What I would still happily call the pinnacle of FPS gaming, Perfect Dark had me hooked the very first time I played it. I can still recall the first time vividly in my mind – hiring it with a friend on a Friday night at my Dad’s for the weekend, sitting down that night and getting lost in the multiplayer, playing with the bots running around, figuring out the weapons and gadgets, making up imaginary scenarios as to why these bots were opposing us and what they were after. We didn’t have an expansion pack for my N64, so what we could actually do was limited – but it was more than enough for an amazing weekend of play.
Years later, it would end up being the reason I signed up for eBay & PayPal accounts, which lead to me sitting in my room in the shack late at night, laid back on my special beanbag, playing through the amazing single player campaign.
The fact that this game had co-op campaign mode was also something fantastic that must be mentioned. Playing through the missions with a friend was a brilliant addition to an already brilliant game.
There are several other games that are fantastic which were also made by Rare for the N64, but these games have impacted me in different ways.
Diddy Kong Racing – A game I only ever got to play at friends’ houses, I enjoyed this just as much as (if not more than) Mario Kart 64. The Ability to use planes and hovercrafts, the difference in the weapons, the amazing character roster all came together to make a great game. Years later I have purchased and partially played through this game – up to a point where I got stuck on some races, which I haven’t gone back to since. I find kart racing games not as enjoyable when you’re on your own – they really need to be played with friends (if anyone is good at this and wants to help me push through it to the end, I’m all ears).
Conkers Bad Fur Day – this game only ended up coming into my possession due to an unfortunate series of events for my sister, who was robbed of her N64. While I haven’t played through the story yet (it’s on my pile) the myriad multiplayer modes in this game put an adult spin on what appears to be a cute game – making for some hilarious times. The multiplayer tank minigame especially was one I spent many hours in with the niece and nephew, and peeing on each other in the bathroom section of a warzone level – priceless.
Banjo Tooie – I am told this is just as great as the original, I do own it, but again – haven’t had a chance to actually sit down and play it. I will get to this one day.
Donkey Kong 64 – a once off go at a friends’ house, playing as Tiny Kong, gliding around using her spinning hair trick – I was sold. All 5 playable characters are great in this game, and the puzzles are brilliant. Apart from playing through some of the game when a friend lent it to me, I didn’t get a chance to play this until I was 21, and again, still haven’t finished it. When the mood strikes me again, I will pick up where I left off and get all the bananas.

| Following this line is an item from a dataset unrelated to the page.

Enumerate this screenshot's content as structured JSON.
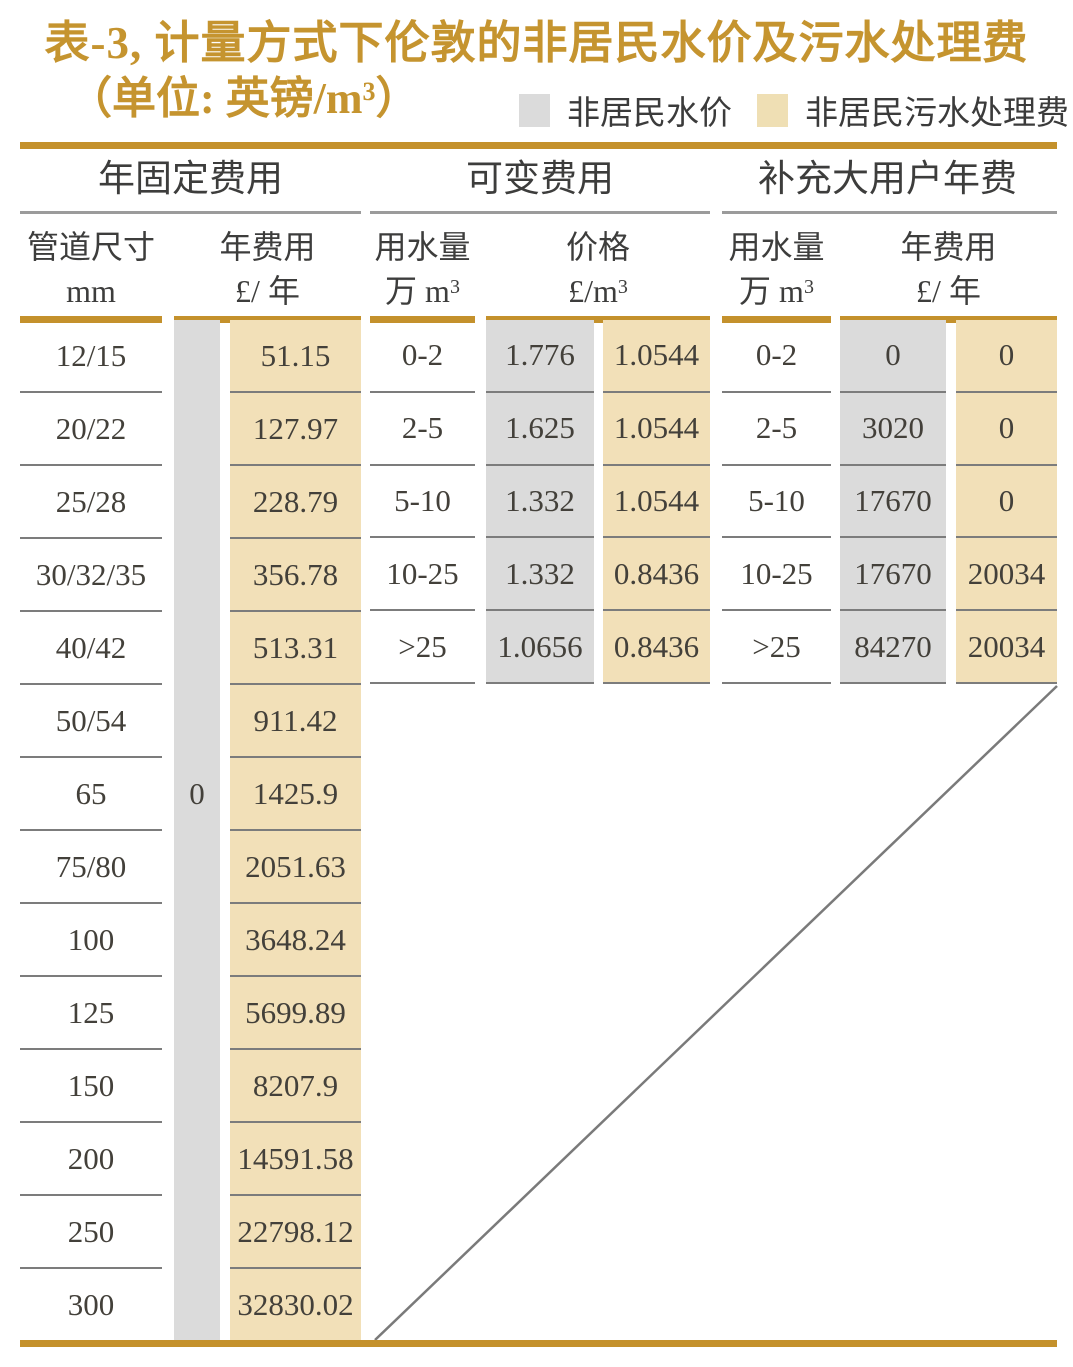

As you might imagine, one of my favourite announcements of Microsoft's E3 2015 conference was Rare Replay, a bundle of 30 games created by Rare over the years. While I don't currently have an Xbox One... This might just tip me over the edge into purchasing one. I might finally get a chance to try out the allegedly horrible Perfect Dark Zero.
Just as exciting is the new IP title from Rare, Sea of Thieves. I'm not overly into online multiplayer games, but this looks like an interesting idea in that classic Rare style - something I'm definitely keen to try out.
Rare’s impact on my gaming life has played a significant part on where I am today, the type of games I enjoy playing and part of the reason why gaming is a passion of mine. While some of Rare’s characters such as Banjo and Joanna Dark may not be around in a similar vein as its comparative equivalents in Mario and Masterchief, they will always hold a special place in my heart and personal gaming hall of fame.